In this review, we introduce the results obtained in our group from cell-based screening methods using intact microbial and mammalian cells having various functions. Some of the advantages of cell-based screening strategies have been demonstrated. Phosalacine itself was almost inactive against glutamine synthetase in vitro, but the compound was detected by our screening method because of easy conversion to an active form, phosphinothricin, in bacterial cells. Similarly, lactacystin isolated as a NTF-like agent was incidentally found to serve as a prodrug of a specific inhibitor of proteasome. This compound is transformed to the reactive β -lactone “omuralide” that bind to the target residue in proteasome. Another merit was shown to be the reduction of false positives. Though it was reported that arachidonate and linolate inhibit HMG-CoA synthase in an in vitro enzyme assay,131) they were hardly expected to show in vivo efficacy. In our screening for mevalonate inhibitors, inhibition of Vero cell growth by arachidonate was not reversed by the addition of mevalonate, and linolate showed no effect on Vero cell growth,83) indicating that the false positive results due to fatty acids could be eliminated.

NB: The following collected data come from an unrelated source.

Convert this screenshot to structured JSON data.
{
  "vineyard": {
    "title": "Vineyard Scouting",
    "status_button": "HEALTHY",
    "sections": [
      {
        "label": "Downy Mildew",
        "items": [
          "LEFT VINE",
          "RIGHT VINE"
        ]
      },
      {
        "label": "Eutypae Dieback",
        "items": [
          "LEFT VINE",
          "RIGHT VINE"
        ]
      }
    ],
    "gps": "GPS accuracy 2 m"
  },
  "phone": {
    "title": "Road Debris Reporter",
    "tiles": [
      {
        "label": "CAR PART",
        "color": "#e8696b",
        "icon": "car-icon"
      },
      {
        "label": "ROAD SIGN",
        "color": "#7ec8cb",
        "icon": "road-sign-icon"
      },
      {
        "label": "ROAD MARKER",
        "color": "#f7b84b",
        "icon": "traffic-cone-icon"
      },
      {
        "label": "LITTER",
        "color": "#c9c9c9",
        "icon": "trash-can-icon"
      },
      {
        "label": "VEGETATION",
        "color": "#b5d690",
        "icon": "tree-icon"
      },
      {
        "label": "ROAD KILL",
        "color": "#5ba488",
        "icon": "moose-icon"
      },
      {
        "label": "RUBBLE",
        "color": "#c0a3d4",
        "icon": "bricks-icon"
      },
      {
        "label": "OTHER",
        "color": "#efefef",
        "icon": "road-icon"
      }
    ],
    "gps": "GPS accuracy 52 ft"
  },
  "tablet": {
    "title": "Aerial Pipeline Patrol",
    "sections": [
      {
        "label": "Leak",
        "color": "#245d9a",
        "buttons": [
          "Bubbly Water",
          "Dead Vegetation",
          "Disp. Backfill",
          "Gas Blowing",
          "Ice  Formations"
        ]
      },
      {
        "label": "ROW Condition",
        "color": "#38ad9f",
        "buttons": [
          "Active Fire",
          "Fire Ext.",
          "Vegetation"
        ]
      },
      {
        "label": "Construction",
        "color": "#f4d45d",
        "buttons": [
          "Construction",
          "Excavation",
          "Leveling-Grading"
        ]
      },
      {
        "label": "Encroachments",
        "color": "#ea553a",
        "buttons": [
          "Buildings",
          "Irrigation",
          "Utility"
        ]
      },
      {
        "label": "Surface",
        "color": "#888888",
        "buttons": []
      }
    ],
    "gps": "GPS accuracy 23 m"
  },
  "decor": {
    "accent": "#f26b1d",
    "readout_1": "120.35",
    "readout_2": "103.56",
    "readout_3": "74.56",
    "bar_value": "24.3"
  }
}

Cell-based screening methods are not only limited to exploitation of specific functions of special cells. Screening to detect activities that induce morphological abnormalities of microbial and animal cells can provide various types of information on the test samples. Beppu et al. attempted to screen for antifungal antibiotics based on the induction of morphological deformation of filamentous fungi and yeast,132) and identified leptomycins, which cause cell elongation of Schizosaccharomyces and hyphal swelling or curling of Mucor spp. These compounds induce cell cycle arrest. Iwasaki (one of the authors of this review) et al. found fusarielins according to characteristic hyphal curling of a Pyricuralia oryzae strain.133) This kind of morphological deformation was originally observed by treatment with rhizoxin, a specific microtubule inhibitor, and the phenomenon has been utilized as a detection method for anti-microtubule agents.

Based on the results summarized in this review, it is evident that the cell-based screening methods are useful for finding active principles with selective modes of actions, and the strategies shall be developed further.